The simple answer is, those predicting extremes have a very low likelihood of being right… but the rewards for those who are willing to predict extremes are much higher than for those who are somewhere in the middle of the road when it comes to optimism or pessimism. No one signs up for a newsletter whose ads trumpet caution or skepticism or patience, they sign up because the story of either boom or collapse is enticing enough to make them pull out their credit card.
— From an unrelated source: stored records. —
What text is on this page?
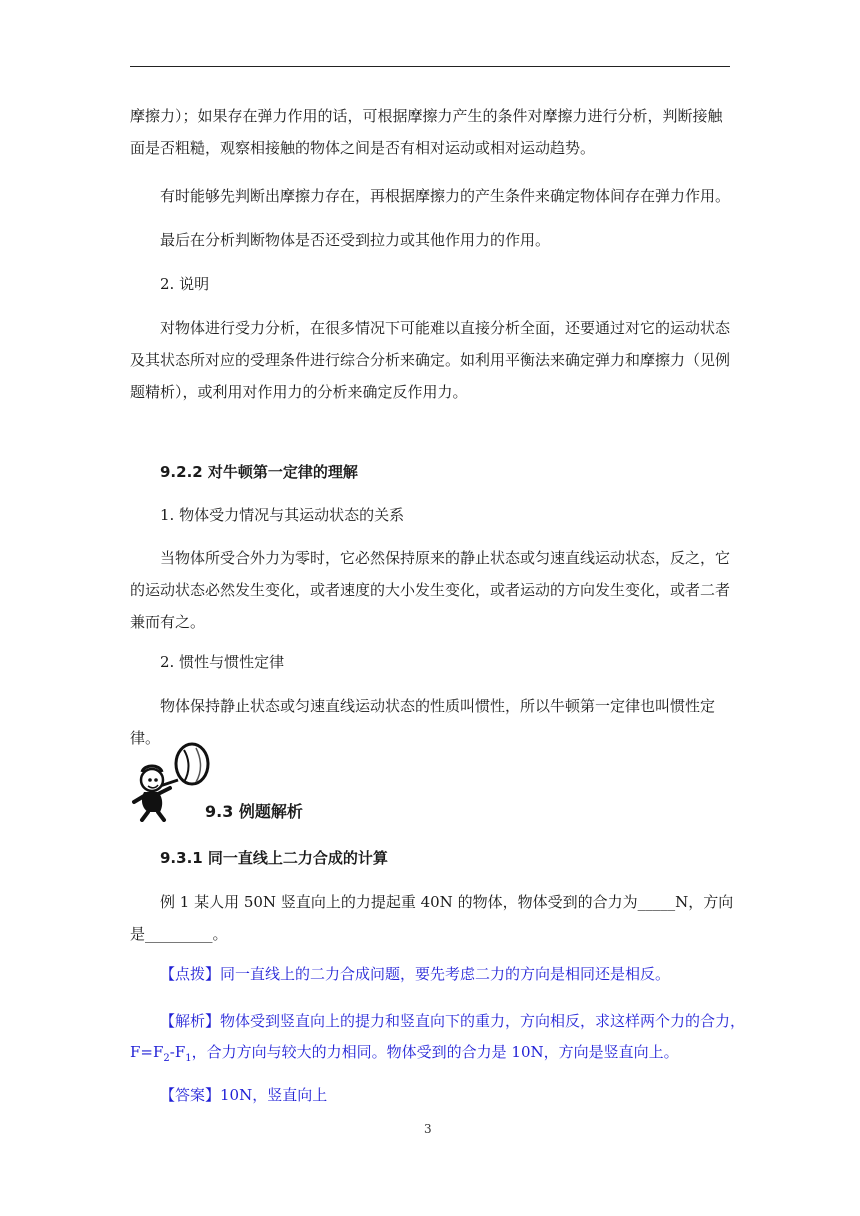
摩擦力）；如果存在弹力作用的话，可根据摩擦力产生的条件对摩擦力进行分析，判断接触面是否粗糙，观察相接触的物体之间是否有相对运动或相对运动趋势。

有时能够先判断出摩擦力存在，再根据摩擦力的产生条件来确定物体间存在弹力作用。

最后在分析判断物体是否还受到拉力或其他作用力的作用。

2. 说明

对物体进行受力分析，在很多情况下可能难以直接分析全面，还要通过对它的运动状态及其状态所对应的受理条件进行综合分析来确定。如利用平衡法来确定弹力和摩擦力（见例题精析），或利用对作用力的分析来确定反作用力。

9.2.2 对牛顿第一定律的理解
1. 物体受力情况与其运动状态的关系

当物体所受合外力为零时，它必然保持原来的静止状态或匀速直线运动状态，反之，它的运动状态必然发生变化，或者速度的大小发生变化，或者运动的方向发生变化，或者二者兼而有之。

2. 惯性与惯性定律

物体保持静止状态或匀速直线运动状态的性质叫惯性，所以牛顿第一定律也叫惯性定律。

9.3 例题解析
9.3.1 同一直线上二力合成的计算

例 1 某人用 50N 竖直向上的力提起重 40N 的物体，物体受到的合力为_____N，方向是_________。

【点拨】同一直线上的二力合成问题，要先考虑二力的方向是相同还是相反。
【解析】物体受到竖直向上的提力和竖直向下的重力，方向相反，求这样两个力的合力，
$F=F_2-F_1$，合力方向与较大的力相同。物体受到的合力是 10N，方向是竖直向上。
【答案】10N，竖直向上
3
I don’t know which way the wind is blowing. Right I think now the markets are awash with optimism, priced for tax cuts and deregulation and reinvigorated growth and some small acceleration in inflation. Whether or not that ends up being good for gold probably depends on how inflationary things become, and whether people begin to lose faith in the US$ as the basic unit of reserve and exchange in the world… I’d say that even with a highly unpredictable President, the safe bet is probably that things will keep going along as they have been, with increasing debt and ups and downs in economic growth. I sway a bit to the pessimistic right now because the market is richly valued, and because the potential for large-scale uncertainty or shock seems very high (presidential tweeting, resurgent wars in the Middle East, confrontation with China, you name it), so I keep what is probably an above-average allocation to gold, personally… but I will be better off, on balance, if gold goes to $250, because that probably will mean that things are happy and placid and inflation is under control and global currencies and trade relationships are not collapsing.
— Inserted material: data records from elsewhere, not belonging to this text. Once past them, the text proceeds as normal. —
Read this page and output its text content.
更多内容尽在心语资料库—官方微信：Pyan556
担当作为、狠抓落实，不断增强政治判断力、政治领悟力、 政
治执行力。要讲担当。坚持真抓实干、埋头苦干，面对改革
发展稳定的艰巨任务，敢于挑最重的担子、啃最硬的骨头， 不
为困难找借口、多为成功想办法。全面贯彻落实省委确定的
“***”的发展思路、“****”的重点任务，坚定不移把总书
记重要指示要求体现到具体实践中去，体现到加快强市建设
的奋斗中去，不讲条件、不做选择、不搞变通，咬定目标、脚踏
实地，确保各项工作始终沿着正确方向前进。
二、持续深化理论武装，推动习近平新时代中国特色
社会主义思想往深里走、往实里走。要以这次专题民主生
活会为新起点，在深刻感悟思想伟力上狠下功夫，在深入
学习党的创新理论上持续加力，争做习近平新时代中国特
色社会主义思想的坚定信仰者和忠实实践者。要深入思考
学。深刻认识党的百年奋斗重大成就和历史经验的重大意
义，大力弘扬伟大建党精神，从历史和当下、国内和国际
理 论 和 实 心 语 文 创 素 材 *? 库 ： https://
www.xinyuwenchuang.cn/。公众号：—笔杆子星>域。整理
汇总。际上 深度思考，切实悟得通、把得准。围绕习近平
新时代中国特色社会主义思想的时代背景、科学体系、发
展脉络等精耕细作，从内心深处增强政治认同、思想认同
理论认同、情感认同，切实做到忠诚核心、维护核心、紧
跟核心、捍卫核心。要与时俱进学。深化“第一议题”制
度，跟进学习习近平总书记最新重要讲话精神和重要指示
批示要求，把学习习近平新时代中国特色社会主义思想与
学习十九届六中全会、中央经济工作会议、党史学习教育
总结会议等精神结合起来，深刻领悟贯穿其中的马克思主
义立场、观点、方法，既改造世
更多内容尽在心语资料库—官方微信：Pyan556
In my opinion, allowing yourself to have any certainty about what direction the world or the markets will take over the next few years is just a recipe for allowing your portfolio to be dominated by your emotional response to an over-informed and under-wisdomed world. Diversification and patience are the only things I can routinely fall back on — though I do have more cash in my portfolio than usual, and physical gold (and silver) is a meaningful part of my long-term savings plan.